Reginaldus Libert (Reginald; also Liebert) (fl. c. 1425–1435) was a French composer of the early Renaissance. He was a minor member of the Burgundian School, a contemporary of Guillaume Dufay, and one of the first to use fauxbourdon in a mass setting.

Little to nothing is known of his life. He may be the same as a Reginaldus who was employed at the cathedral in Cambrai as a singing teacher to the boys in 1424.

Four compositions by Libert have been identified. Two are rondeaux, which was the popular type of French chanson at the time. Both rondeaux are for three voices with only the uppermost voice being supplied with a text (instruments were often used for the other parts, especially in the music of the Burgundians).

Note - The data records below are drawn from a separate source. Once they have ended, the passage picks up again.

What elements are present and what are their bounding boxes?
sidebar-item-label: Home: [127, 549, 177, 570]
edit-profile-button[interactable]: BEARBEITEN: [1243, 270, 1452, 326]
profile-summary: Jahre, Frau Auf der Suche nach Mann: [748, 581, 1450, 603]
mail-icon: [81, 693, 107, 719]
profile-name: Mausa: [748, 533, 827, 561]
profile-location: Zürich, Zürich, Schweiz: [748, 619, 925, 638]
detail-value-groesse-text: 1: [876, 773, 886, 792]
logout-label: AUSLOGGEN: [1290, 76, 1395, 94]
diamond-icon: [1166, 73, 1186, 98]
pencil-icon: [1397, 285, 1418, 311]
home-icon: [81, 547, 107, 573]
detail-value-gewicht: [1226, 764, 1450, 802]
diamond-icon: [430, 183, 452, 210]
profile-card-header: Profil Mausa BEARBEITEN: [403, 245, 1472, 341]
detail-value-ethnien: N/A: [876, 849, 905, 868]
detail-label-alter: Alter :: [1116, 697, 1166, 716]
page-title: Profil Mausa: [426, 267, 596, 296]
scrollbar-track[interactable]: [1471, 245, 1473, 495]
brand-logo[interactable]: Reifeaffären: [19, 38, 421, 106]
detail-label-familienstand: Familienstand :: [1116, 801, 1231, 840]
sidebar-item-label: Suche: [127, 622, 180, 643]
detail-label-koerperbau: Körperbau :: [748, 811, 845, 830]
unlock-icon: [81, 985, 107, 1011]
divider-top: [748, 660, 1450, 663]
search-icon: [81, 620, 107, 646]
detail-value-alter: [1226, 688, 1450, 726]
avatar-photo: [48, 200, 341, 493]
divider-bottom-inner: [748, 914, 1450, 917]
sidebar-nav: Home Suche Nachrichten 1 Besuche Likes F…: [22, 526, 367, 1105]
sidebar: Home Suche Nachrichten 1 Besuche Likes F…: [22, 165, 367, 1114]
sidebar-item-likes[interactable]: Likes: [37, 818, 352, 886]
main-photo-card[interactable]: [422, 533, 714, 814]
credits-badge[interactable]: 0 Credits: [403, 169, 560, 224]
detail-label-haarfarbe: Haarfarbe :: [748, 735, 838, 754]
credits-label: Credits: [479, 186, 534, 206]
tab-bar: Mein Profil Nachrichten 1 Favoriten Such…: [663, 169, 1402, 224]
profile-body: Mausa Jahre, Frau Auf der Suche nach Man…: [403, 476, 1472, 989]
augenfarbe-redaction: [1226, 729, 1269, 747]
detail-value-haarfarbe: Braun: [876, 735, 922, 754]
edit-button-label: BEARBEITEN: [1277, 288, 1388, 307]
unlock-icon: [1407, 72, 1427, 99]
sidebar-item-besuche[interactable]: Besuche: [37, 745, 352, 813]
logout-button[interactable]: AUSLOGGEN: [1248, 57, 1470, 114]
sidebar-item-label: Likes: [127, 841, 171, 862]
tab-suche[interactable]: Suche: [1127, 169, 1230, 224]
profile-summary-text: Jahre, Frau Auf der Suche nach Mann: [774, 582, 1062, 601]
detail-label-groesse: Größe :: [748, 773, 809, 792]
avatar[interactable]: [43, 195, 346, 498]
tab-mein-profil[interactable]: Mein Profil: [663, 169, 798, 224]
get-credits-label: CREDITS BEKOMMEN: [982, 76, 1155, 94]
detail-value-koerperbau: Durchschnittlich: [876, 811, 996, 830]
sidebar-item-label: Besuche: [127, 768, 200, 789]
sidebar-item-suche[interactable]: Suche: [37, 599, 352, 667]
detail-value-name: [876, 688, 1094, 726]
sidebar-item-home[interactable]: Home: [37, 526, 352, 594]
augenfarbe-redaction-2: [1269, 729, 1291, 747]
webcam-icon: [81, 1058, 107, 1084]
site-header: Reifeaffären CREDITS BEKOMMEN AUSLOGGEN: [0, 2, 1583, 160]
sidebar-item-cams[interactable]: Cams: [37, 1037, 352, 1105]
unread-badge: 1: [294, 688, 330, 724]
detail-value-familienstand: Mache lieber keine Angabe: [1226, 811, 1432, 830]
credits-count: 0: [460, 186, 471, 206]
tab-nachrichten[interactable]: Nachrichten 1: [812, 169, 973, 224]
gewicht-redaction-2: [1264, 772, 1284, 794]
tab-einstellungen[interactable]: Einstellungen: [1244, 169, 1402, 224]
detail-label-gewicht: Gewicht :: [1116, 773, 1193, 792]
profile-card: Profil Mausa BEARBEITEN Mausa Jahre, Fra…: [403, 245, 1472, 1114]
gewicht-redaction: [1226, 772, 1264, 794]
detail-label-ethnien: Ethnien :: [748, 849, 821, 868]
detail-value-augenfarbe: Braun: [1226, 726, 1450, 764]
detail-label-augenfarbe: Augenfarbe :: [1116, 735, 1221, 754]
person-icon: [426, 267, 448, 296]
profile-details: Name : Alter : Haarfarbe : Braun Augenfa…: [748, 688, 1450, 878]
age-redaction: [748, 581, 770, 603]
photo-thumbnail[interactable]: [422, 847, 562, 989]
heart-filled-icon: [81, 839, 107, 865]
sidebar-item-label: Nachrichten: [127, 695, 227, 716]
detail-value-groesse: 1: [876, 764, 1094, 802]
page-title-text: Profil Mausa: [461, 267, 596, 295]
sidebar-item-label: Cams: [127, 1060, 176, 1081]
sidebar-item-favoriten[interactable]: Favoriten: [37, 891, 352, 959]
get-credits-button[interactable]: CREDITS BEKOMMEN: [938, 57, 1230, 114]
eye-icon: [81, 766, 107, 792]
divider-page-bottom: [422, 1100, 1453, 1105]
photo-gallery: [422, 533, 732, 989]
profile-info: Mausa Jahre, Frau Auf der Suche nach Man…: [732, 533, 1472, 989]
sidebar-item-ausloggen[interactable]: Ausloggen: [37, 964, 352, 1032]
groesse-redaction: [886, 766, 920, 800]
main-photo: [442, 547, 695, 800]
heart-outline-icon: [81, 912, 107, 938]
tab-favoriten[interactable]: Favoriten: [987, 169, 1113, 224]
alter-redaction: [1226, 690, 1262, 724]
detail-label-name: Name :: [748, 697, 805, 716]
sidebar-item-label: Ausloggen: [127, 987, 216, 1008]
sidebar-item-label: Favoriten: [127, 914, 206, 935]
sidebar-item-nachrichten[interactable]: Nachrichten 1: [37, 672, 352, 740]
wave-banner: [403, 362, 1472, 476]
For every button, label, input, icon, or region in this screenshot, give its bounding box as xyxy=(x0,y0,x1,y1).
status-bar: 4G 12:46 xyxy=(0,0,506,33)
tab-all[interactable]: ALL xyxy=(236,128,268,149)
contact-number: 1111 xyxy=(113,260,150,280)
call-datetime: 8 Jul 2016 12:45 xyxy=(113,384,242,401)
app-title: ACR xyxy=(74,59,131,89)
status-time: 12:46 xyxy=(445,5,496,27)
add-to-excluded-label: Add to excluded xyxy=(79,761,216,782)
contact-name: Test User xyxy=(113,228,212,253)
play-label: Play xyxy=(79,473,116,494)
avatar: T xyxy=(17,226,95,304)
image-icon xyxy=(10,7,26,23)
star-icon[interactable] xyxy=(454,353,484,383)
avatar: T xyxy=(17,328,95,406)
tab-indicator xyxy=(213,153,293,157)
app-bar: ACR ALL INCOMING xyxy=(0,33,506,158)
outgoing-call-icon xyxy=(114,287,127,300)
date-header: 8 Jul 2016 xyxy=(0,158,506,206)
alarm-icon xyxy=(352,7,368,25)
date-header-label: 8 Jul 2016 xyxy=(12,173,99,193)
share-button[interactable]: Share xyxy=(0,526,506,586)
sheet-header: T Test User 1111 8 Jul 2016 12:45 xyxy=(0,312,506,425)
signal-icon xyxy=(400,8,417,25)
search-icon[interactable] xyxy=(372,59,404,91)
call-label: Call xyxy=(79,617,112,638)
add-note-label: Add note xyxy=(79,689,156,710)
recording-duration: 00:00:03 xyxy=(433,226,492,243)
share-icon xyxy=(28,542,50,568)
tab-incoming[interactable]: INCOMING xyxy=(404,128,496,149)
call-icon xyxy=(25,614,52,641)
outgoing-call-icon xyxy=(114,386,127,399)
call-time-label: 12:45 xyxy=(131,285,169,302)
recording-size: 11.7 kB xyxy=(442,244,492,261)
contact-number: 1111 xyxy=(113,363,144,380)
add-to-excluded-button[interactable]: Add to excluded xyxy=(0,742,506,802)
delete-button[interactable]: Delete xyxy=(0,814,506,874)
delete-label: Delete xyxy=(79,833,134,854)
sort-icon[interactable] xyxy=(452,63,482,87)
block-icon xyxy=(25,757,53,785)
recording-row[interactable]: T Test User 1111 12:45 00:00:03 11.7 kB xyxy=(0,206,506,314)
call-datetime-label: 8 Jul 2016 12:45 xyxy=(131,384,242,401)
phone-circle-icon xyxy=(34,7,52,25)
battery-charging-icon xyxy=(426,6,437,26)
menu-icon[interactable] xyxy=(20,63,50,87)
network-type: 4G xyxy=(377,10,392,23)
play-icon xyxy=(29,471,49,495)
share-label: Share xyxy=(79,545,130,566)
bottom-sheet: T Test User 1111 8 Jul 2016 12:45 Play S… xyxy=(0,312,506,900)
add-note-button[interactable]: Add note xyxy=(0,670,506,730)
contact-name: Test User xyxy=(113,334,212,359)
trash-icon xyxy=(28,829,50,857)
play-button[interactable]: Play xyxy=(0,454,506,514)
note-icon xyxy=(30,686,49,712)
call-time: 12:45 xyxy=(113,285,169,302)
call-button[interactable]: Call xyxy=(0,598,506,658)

His most famous composition is a complete setting of the mass, for three voices, which contains some of the earliest use of fauxbourdon. An unusual feature of this mass is that it contains music not only for the Ordinary (Kyrie, Gloria, Credo, Sanctus, Agnus Dei) but the Proper as well; in this regard it resembles the Missa Sancti Jacobi of Guillaume Dufay, which is often considered to be the earliest example of fauxbourdon to which the term was applied by the composer. Libert's mass uses a plainsong source which permeates all the movements, and migrates from voice to voice. Stylistically, this mass, as well as his other compositions, fit the period around 1430.

Libert also wrote a setting of the Kyrie for four voices. Both this Kyrie and the complete mass survive in the Trent Codices.